Imagine you are in the Paris Opera House, circa 1831. Take a look at the crowd. They look like regular opera-goers, just like you, but some of them are not as they appear. See that row of men clapping wildly in the front row, and crying “Encore, encore?” They’re actually employees of the theater, just like the musicians. That woman dabbing tears from her eyes? By day, she’s a professional mourner; by night she brings her talents to the opera house, in order to increase the impact of the melodramatic scenes.
The directors of the Paris Opera saw no reason to leave the success of their performances up to the whims of an unpredictable audience. To guarantee acclaim, they employed the services of an organized body of professional applauders, commonly known as the “claque.” These claqueurs were tucked away throughout the audience, disguised as members of the public.
Their leader was August Levasseur, a larger-than-life figure whose followers commonly compared him to a brilliant military tactician. “He lived—indeed, he could only live at the Opera,” wrote one of Levasseur’s contemporaries, “Large, robust, a veritable Hercules in size, and gifted with an extraordinary pair of hands, he was created and put into the world to be a claqueur.”
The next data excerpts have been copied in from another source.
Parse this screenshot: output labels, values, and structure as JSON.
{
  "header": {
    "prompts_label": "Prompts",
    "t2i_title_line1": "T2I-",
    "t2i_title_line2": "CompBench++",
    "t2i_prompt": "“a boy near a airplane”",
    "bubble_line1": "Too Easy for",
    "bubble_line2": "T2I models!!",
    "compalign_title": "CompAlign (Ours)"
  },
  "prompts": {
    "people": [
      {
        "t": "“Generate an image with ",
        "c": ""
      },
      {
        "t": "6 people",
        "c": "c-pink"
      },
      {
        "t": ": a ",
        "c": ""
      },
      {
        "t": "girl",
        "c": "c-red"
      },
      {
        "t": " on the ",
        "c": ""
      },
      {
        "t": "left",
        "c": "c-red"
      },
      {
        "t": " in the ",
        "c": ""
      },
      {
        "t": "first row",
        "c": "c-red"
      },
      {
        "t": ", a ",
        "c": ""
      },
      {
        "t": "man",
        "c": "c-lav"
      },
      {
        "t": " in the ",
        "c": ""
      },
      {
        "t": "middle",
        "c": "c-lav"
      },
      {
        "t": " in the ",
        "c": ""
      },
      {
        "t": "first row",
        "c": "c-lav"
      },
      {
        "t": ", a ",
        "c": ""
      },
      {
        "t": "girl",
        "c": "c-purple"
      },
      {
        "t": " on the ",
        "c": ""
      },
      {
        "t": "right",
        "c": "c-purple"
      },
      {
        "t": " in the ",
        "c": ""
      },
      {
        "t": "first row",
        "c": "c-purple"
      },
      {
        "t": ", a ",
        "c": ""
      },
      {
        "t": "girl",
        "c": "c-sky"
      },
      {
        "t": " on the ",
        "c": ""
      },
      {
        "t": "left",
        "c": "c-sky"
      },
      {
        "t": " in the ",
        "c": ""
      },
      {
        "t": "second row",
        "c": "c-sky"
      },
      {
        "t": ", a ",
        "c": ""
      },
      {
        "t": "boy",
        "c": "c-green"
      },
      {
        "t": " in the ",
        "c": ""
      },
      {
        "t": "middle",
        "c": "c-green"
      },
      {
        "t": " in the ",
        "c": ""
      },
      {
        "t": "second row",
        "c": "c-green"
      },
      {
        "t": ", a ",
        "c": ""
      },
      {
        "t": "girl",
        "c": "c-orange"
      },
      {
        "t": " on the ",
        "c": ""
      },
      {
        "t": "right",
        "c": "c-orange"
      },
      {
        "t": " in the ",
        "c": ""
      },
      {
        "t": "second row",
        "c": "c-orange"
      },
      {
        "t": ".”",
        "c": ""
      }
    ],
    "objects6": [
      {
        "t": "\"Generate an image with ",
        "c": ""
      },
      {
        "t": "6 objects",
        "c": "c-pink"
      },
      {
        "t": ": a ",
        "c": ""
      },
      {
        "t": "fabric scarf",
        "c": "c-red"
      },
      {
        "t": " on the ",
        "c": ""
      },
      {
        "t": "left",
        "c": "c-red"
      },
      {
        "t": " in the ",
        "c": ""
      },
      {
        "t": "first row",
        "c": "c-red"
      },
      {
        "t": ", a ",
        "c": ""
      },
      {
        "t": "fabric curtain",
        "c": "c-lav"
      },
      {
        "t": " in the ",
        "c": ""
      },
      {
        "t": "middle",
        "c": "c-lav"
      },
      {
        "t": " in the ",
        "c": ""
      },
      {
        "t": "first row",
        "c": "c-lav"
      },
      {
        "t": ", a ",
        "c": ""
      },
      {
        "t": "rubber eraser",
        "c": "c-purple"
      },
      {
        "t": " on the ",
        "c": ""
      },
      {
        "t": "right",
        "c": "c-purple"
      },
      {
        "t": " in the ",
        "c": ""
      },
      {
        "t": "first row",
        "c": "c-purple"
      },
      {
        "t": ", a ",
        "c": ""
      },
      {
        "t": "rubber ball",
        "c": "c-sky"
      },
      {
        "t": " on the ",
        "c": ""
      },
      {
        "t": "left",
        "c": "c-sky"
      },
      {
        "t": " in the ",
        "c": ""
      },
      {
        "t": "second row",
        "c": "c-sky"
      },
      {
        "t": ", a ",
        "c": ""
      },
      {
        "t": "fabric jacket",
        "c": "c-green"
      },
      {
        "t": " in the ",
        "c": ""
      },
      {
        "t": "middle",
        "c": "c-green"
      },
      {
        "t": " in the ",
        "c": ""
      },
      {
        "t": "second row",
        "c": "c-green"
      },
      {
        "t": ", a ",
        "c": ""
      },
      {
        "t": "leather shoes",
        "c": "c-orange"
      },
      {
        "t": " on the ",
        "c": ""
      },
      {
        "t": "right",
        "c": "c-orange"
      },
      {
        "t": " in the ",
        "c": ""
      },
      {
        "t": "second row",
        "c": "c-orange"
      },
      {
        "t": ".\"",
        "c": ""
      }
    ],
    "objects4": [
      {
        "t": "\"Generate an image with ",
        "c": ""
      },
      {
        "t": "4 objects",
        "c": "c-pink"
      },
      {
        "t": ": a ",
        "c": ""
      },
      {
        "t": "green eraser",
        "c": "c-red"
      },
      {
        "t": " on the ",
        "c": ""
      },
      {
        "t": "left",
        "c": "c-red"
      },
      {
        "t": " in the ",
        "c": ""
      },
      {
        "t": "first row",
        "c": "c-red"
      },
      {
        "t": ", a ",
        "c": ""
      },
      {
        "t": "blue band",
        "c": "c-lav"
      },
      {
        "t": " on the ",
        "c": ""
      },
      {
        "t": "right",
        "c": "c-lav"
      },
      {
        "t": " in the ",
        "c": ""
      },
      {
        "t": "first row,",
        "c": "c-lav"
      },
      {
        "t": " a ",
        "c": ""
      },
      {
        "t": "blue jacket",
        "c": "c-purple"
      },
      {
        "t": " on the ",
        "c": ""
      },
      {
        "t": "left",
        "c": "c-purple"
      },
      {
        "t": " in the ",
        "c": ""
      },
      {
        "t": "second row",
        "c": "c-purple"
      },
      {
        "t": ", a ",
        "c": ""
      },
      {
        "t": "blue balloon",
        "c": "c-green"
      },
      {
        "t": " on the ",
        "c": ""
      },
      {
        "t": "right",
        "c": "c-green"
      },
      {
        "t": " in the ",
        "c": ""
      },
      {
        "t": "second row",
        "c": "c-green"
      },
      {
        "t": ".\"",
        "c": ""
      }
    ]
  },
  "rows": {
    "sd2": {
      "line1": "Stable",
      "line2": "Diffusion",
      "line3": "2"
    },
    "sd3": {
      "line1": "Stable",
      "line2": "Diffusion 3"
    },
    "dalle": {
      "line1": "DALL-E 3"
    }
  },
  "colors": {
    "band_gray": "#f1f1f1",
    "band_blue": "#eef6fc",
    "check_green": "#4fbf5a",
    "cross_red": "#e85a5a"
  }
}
In exchange for his work, Levasseur received a number of free tickets to every performance. Some he gave away in exchange for participation in the claque; the rest he sold for a tidy profit. His claque filed in before the rest of the audience, taking up strategic positions throughout the opera hall. They fixed their eyes on Levasseur, who guided them through the performance like a second conductor, giving signals for when to clap, when to cheer, when to laugh, and when to weep.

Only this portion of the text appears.